Resensi Buku “Arok Dedes”
Komunitas Suka Baca Buku |
Judul : Arok Dedes
Penulis : Pramoedya Ananta Toer
Isi : xiv + 561 halaman
Penerbit : Lentera Dipantara
ISBN : 978-979-3820-14-9
Tahun Terbit : Juli 2009
Harga : Rp -
Sinopsis :
Buku Roman
Politik “Arok Dedes” ditulis oleh Pramoedya Ananta Toer dan diterbitkan pertama
kali pada Desember 1999. Pramoedya Ananta Toer lahir pada 1925 di Blora, Jawa
Tengah, Indonesia. Hampir separuh
hidupnya dihabiskan dalam penjara. Penjara tak membuatnya berhenti sejengkal
pin menulis. Baginya, menulis adalah tugas pribadi dan nasional. Dan ia
konsekuen terhadap semua akibat yang ia peroleh. Berkali-kali karyanya dilarang dan dibakar.
Dari tangannya yang dingin telah lahir lebih dari 50 karya dan diterjemahkan ke
dalam lebih dari 42 bahasa asing. Sampai akhir hidupnya, ia adalah satu-satunya
wakil Indonesia yang namanya berkali-kali masuk dalam daftar kandidat Pemenang
Nobel Sastra.
Buku ini
menceritakan tentang roman politik yang begitu apik. Pergulatan batin seorang
wanita cantik bernama Dedes.

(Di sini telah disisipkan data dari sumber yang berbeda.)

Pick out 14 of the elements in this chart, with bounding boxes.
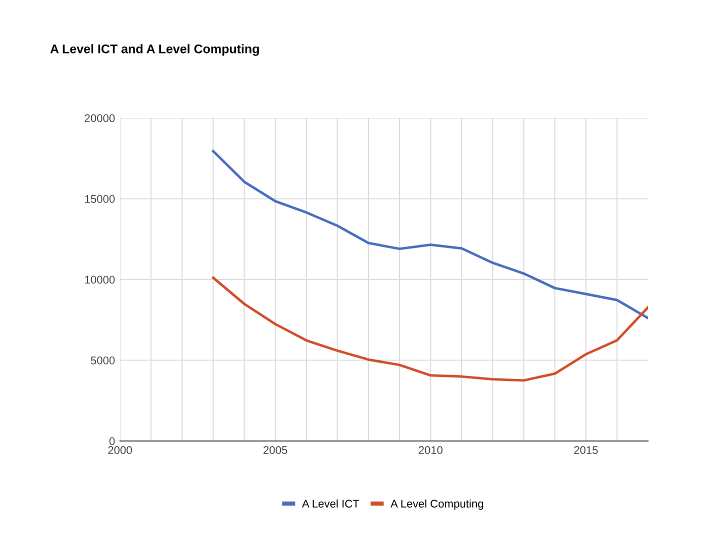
legend-label: A Level Computing (390, 499, 484, 510)
x-tick-label: 2015 (574, 446, 598, 454)
legend-label: A Level ICT (302, 499, 360, 508)
line-series (212, 150, 648, 320)
y-tick-label: 20000 (84, 114, 115, 122)
y-tick-label: 0 (109, 437, 115, 446)
line-series (212, 276, 648, 382)
y-tick-label: 15000 (85, 195, 115, 203)
x-tick-label: 2000 (108, 446, 132, 454)
x-tick-label: 2005 (263, 446, 288, 454)
chart-title: A Level ICT and A Level Computing (50, 44, 259, 56)
y-tick-label: 10000 (85, 276, 115, 284)
y-tick-label: 5000 (90, 356, 115, 364)
x-tick-label: 2010 (418, 446, 443, 454)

Dan pergelutan politik dengan kecerdikan Arok
dalam menjatuhkan kekuasaan Tunggul Ametung.
***
Roman Arok Dedes
bukan roman mistika-irasional (kutukan keris Gandring tujuh turunan). Ini
adalah roman politik seutuh-utuhnya. Berkisah tentang kudeta pertama di
Nusantara. Kudeta ala Jawa. Kudeta merangkak yang menggunakan banyak tangan
untuk kemudian memukul habis dan mengambil bagian dari kekuasaan
sepenuh-penuhnya. Kudeta licik tapi cerdik. Berdarah, tapi para pembunuh yang
sejati bertepuk dada mendapati penghormatan yang tinggi. Melibatkan gerakan
militer (Gerakan Gandring), menyebarkan syak wasangka dari dalam,
memperhadapkan antarkawan, dan memanasi perkubuan. Aktor-aktornya bekerja
seperti hantu. Kalaupun gerakannya diketahui, namun tiada bukti paling sahih
bagi penguasa untuk menyingkirkannya.
Arok adalah
simpul dari gabungan antara mesin paramiliter licik dan politisi sipil yang
cerdik-rakus (dari kalangan sudra/agrari yang merangkakkan nasib menjadi penguasa
tunggal tanah Jawa). Arok tak mesti memperlihatkan tangannya yang berlumur
darah mengiringi kejatuhan Ametung di Bilik Agung Tumapel, karena perang
politik tak selalu identik dengan perang terbuka. Politik adalah permainan
catur di atas papan bidak yang butuh kejelian, pancingan, ketegaan melempar
umpan-umpan untuk mendapatkan peruntungan besar. Tak ada kawan dan lawan. Yang
ada hanya takhta di mana seluruh hasrat bisa diletupkan sejadi-jadinya yang
dimau.
Pada akhirnya
roman Arok Dedes menggambarkan pera kudeta politik yang kompleks yang
“disumbang” Jawa untuk Indonesia.
Kelebihan Buku:
Alur yang
sederhana dan mudah dipahami, terutama tentang birokrasi dan politik kerajaan.
Penggambaran tokoh, tempat dan kejadian ditulis secara detail sehingga pembaca
ikut terbawa masuk ke zaman kerajaan di mana kerajaan Kediri masih berdiri. Ada
banyak kejutan dalam buku ini. Arok yang awalnya berada di medan pertempuran
untuk menghadapi Tunggul Ametung, ia berpindah ke medan siasat untuk bisa
menggulingkan Tunggul Ametung. Juga tentang pergulatan batin Paramesywari Ken
Dedes yang jatuh cinta pada Arok dan tidak ingin kedudukannya sebagai
Paramesyari Tumapel digantikan oleh Umang, istri pertama Arok yang kastanya
jauh lebih rendah daripada dirinya.
Kekurangan :
Kekurangan yang
terdapat dalam Novel Arok Dedes adalah gaya bahasa yang digunakan masih ejaan
lama dan sulit dimengerti untuk pembaca masa sekarang. Hal ini termasuk wajar
karena novel ini diterbitkan pada tahun 1999 dan ditulis pada masa dahulu
dengan gaya bahasa sesuai dengan zamannya.